On March 12th I was invited to join the owner of DR.iNK Fulham, Shrila, in her home above the shop for an evening of craft beers paired with five vegetarian Gujarati dishes. The session was lead by master brewer Alex Barlow and the Gujarati food cooked by Shrila’s family.
As an aperitif we sipped on Mort Subite Gueuze, a style of Lambic beer from Belgium spontaneously fermented with wild yeast. Having never had a Gueuze before, I found it to be incredibly refreshing as an aperitif and a really great and easy drink to serve before dinner.
Our first dish of the evening was a Dahi Puri, paired with Freedom Pilsner and Fruh Kolsch. Perhaps one of my favorite Indian snack foods, Dahi Puri is a bite-sized, round, hollow shell stuffed with chickpeas, tamarind, date, chili and corriander chutney and garnished with sev and yogurt. The puri worked well paired with the Freedom Pilsner, (the only lager of the night) with the beer cleansing the palate and its touch of bitterness proving a good match to the warmth from the chili in the puri.
Paneer Samosas were paired with a Celis White, (a Witte style beer) and Saison Dupont. I particularly enjoyed the Celis White alongside the samosas, as its light floral and fruit notes really complemented the dill in the Samosa. Whilst the Saison Dupont was a lovely beer to sip on its own, it wasn’t a great match to the Samosa.
Ragdo Pattis, (a dish of green pea patties topped with chickpea ragdo cooked with tomatoes, onions, ginger, jaggery, chili and corriander) was paired with Kernel Citra IPA, (an India Pale Ale) and Williams Brothers Ginger, a spiced Ale. The Kernel Citra IPA was my favorite beer of the evening, both because of its ability to pair well with the food and its surprisingly misleading aroma in relation to its taste. With huge tropical and sugary aromas, its taste is actually quite delicate with only a bit of sweetness from the malt coming through before its bitter finish thanks to the American hops. Such a great beer, but coming from Kernel that’s no big surprise. The Williams Brother Ginger was also lovely – an adult’s ginger brew – and not too sweet or sugary, which really set it apart from other ginger brews on the market.
Idli Sambal was paired with a Blonde beer, Hopback Summer Lightning and Copper Dragon Challenger, a Pale Ale. The Summer Lightning matched the dish the best, mellowing out the slight spiciness from the red lentil dal with sambal masala served alongside the Idli.

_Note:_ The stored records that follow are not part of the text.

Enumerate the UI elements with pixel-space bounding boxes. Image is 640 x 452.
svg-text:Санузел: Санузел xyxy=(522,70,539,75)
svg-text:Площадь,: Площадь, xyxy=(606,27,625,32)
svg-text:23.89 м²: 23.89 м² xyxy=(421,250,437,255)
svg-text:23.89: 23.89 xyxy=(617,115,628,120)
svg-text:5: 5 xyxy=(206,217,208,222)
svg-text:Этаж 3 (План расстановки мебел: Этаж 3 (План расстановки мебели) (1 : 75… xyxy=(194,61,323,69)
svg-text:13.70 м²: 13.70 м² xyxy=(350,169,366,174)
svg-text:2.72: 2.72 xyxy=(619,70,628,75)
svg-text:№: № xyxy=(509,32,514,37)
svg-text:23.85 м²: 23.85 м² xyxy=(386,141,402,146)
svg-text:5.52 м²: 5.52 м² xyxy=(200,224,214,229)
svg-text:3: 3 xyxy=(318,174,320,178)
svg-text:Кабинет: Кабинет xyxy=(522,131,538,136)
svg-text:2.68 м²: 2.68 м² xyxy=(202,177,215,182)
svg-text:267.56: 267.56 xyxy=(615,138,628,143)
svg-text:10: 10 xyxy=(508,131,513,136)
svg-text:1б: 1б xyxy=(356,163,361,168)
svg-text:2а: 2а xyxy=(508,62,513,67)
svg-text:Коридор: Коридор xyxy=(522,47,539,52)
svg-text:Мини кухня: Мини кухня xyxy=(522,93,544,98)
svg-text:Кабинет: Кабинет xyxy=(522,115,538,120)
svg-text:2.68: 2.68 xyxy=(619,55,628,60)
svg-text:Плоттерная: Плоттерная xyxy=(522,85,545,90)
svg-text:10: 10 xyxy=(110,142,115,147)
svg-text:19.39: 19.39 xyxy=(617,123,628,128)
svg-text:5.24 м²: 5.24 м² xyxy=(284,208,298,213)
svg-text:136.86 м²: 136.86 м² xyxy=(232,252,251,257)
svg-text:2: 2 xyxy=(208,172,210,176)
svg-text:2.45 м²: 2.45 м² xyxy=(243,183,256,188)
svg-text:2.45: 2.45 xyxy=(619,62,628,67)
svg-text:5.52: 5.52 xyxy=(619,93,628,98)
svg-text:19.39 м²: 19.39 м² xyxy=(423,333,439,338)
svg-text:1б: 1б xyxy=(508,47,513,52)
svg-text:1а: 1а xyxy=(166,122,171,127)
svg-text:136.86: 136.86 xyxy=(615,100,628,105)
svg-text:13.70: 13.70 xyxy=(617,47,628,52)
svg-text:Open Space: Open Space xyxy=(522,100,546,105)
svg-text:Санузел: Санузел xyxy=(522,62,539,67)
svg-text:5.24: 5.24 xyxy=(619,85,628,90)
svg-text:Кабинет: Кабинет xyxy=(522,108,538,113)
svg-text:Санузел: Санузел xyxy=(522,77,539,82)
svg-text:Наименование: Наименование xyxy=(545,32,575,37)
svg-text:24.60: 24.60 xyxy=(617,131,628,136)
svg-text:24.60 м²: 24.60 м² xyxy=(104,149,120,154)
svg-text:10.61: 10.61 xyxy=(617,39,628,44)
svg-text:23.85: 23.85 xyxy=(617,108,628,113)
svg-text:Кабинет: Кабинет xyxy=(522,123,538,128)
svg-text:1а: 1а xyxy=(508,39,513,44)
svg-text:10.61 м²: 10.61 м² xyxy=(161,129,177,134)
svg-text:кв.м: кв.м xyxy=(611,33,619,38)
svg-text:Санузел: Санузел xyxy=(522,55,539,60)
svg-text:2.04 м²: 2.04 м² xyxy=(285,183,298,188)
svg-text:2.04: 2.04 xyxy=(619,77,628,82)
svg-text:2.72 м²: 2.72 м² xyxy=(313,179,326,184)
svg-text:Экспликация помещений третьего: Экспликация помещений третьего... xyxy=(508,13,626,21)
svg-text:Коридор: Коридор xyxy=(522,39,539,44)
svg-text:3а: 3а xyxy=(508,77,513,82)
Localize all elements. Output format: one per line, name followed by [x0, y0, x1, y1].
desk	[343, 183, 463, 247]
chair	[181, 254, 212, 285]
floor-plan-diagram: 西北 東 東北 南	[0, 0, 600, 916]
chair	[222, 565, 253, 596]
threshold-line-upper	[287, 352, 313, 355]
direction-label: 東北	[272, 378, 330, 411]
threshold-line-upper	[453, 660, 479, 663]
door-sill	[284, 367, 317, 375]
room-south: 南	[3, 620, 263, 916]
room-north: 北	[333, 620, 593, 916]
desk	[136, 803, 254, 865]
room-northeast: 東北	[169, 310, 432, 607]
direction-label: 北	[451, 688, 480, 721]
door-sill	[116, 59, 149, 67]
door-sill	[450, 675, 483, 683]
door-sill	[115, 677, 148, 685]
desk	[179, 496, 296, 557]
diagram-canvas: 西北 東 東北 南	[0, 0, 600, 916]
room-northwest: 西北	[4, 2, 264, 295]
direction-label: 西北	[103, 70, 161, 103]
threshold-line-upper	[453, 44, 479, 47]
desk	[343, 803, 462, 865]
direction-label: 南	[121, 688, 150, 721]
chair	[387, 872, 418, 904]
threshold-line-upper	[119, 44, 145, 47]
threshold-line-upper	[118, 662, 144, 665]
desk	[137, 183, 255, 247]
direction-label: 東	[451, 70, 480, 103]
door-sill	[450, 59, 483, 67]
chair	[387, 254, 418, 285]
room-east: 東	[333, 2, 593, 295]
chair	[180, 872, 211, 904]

The Copper Ale was a bit lacklustre for me – it wasn’t brilliant, nor was it offensive but just lacked character overall and didn’t add anything to its pairing with the Idli.
The last dish of the evening was a Vegetable Curry, (made with sweet potato, butternut squash and green beans) paired with another Pale Ale, Thornbridge Kipling and a Weisse Bock, Schneider Aventinus. The banana, malty and licorice notes of the Schneider Weisse worked surprisingly well alongside the vegetable curry and at 8.2% ABV has a great kick to it.
As a Digestif, we sipped on Old Engine Oil, a Porter-style beer from Harviestoun Ola Dubh. A great beer to end on, it was incredibly smooth with big notes of dark chocolate and just a bit of bitterness to balance it out.
Upcoming supperclubs are on the 15th and 16th of April and the 13th and 14th of May and cost £40 per person for 12 samples of craft beers and five Gujarati vegetarian dishes. For further details be sure to contact Shrila on 0207 610 6795 or email@example.com. And if you don’t get the chance to join Shrila in her home for a supperclub, do stop by her amazing shop in Fulham which, when fully stocked, has over 600+ bottled beers. She also sells various homemade curry pastes, (including the one in our vegetable curry) and on Saturdays you can buy freshly-made Indian snacks from the counter.
A big thank you to Shrila, Alex and Su-Lin for a wonderful evening and showing us all that there’s more than just lager to be had with Indian food.